One of the ESG movement’s primary targets are fossil fuels. It seeks to push companies to embrace green energy as part of its climate change agenda. In light of this, it makes sense that a coal-producing state like West Virginia would oppose the movement.

The ESG movement also pushes for anti-Second Amendment causes and gun control along with social justice issues related to racial justice and LGBTQ rights. One of its goals is to persuade companies to promote diversity and gender quotas in their staffing decisions.

But West Virginia is not alone.

“Governors in Kentucky, Tennessee, Oklahoma and Texas this year signed anti-ESG bills into law. Florida Gov. Ron DeSantis, a Republican who is eyeing a 2024 run for the White House, recently said he wants to prohibit the consideration of ESG factors for his state’s pension fund,” according to the Washington Times.

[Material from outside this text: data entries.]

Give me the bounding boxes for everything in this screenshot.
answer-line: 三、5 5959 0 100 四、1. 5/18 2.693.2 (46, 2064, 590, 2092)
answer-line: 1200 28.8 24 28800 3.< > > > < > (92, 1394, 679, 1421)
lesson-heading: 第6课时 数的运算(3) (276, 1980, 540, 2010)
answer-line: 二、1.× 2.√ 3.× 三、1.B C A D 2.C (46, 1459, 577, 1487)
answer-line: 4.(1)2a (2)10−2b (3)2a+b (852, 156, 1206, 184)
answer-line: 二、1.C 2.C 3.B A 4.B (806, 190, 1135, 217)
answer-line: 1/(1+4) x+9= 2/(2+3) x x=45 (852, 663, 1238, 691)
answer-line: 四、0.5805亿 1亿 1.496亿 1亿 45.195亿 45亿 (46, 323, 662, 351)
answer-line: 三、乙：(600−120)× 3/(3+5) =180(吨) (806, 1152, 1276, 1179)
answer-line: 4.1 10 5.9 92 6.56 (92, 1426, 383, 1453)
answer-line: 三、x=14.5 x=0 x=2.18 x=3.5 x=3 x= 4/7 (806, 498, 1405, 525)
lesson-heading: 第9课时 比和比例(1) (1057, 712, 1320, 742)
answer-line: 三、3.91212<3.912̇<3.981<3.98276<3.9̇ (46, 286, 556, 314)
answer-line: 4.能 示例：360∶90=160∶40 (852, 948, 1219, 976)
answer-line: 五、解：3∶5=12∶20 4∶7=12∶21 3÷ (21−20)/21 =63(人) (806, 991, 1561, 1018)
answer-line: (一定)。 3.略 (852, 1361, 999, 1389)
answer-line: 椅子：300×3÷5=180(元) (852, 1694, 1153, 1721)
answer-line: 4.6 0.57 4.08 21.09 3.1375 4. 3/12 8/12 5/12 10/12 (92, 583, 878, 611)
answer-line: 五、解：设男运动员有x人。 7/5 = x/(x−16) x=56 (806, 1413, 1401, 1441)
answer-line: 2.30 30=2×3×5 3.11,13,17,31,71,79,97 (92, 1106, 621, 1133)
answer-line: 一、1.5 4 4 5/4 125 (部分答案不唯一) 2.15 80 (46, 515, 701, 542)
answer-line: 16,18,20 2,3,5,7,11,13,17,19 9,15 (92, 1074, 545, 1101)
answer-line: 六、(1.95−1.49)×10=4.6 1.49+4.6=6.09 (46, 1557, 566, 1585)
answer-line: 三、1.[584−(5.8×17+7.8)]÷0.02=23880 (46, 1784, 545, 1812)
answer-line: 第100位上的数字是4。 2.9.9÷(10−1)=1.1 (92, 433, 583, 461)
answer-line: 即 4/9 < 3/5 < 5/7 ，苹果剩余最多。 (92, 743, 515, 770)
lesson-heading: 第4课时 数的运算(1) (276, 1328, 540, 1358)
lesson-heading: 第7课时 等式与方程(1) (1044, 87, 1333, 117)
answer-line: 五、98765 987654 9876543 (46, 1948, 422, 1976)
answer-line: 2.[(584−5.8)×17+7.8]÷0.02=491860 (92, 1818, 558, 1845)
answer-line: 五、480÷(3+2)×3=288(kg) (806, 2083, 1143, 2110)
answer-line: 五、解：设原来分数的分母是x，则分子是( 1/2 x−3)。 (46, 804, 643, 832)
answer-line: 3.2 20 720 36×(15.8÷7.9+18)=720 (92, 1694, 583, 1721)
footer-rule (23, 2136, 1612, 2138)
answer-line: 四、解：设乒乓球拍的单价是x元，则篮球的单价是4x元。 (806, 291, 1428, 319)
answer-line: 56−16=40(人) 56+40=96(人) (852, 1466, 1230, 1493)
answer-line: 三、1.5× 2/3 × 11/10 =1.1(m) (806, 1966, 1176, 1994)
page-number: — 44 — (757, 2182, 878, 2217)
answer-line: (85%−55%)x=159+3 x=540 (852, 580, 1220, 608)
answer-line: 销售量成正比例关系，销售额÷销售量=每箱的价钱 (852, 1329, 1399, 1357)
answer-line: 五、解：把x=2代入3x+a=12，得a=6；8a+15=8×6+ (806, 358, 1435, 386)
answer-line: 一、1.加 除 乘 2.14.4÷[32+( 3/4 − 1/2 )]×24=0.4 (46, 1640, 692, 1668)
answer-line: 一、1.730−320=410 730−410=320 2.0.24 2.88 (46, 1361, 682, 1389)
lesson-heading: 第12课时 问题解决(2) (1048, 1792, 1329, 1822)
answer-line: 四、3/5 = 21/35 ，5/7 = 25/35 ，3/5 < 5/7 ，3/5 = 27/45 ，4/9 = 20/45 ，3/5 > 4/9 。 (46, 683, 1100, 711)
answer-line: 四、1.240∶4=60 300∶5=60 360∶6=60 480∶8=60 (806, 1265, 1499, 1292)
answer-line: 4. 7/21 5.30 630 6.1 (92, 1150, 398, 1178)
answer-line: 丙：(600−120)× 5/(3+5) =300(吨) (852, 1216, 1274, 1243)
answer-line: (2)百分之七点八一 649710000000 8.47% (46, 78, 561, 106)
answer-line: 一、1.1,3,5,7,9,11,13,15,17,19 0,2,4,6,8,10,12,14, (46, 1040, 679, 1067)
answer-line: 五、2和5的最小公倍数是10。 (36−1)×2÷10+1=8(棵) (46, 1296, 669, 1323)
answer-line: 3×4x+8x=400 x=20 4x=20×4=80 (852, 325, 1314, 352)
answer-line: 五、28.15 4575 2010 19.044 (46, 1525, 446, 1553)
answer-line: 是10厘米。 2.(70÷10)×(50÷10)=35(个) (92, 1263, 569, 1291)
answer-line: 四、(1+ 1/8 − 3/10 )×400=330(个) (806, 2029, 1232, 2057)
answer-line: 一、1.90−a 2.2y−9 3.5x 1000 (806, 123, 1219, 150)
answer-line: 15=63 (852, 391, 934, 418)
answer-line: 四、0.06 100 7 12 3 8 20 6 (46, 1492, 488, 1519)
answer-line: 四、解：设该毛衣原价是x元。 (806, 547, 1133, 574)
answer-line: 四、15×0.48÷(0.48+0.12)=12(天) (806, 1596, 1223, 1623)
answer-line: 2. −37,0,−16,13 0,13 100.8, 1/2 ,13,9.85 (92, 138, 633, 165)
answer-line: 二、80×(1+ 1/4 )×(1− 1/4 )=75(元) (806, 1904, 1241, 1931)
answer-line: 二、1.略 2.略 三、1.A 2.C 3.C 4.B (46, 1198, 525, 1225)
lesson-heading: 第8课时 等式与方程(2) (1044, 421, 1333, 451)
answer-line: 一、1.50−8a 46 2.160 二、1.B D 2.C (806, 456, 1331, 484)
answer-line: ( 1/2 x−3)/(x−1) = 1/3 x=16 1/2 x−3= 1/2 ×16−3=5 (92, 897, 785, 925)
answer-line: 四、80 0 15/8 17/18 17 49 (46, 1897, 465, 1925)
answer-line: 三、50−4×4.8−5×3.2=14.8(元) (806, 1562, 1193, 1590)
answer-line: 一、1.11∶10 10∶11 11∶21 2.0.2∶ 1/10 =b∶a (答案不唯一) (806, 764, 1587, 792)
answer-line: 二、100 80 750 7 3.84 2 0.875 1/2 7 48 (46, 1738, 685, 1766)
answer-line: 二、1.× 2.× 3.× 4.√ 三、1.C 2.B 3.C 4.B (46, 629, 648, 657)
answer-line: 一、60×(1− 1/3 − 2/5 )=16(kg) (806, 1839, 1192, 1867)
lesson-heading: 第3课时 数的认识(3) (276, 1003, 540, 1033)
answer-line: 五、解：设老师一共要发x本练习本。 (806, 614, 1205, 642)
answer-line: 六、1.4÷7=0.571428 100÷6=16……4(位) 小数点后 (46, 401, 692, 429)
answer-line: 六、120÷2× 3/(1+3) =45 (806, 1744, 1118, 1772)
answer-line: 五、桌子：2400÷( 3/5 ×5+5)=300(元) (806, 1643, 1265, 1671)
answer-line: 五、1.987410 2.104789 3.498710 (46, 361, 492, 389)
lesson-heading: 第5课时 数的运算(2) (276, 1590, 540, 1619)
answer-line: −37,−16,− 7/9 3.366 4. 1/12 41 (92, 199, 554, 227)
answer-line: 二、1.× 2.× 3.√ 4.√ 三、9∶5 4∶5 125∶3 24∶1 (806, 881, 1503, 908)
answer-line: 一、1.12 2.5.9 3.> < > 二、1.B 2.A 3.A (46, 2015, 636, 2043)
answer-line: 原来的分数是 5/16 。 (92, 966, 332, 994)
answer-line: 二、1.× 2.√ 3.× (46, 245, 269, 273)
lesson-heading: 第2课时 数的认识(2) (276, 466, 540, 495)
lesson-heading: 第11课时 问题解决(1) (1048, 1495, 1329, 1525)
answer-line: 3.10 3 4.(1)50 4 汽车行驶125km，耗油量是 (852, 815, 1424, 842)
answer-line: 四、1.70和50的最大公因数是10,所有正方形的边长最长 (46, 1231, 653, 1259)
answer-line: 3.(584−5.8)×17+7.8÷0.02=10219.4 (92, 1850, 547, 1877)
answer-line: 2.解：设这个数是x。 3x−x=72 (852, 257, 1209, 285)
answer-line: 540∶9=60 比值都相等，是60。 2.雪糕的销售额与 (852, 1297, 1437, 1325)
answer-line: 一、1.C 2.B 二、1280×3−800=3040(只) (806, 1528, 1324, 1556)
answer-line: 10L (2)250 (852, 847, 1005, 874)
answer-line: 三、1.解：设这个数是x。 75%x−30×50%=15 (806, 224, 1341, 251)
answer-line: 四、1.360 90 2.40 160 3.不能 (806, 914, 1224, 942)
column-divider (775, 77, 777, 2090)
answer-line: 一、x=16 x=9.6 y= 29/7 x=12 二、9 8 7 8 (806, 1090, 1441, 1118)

The battle over woke corporatism is also playing out on the national stage, with Republican lawmakers seeking to deal with the matter when they retake the House and possibly the Senate.

It is nice to see Republicans actually fighting back against progressive attempts to wokify corporate America for a change. The left is working hard to infuse their ideas into as many institutions as possible – and they are seeing substantial success in this endeavor. The only way to stop them is for business leaders to see that kowtowing to the hard left will only result in lost revenue. In essence, this will not stop until corporations fear the consequences of going woke more than any negative attention that might result from bucking the Church of Wokeism.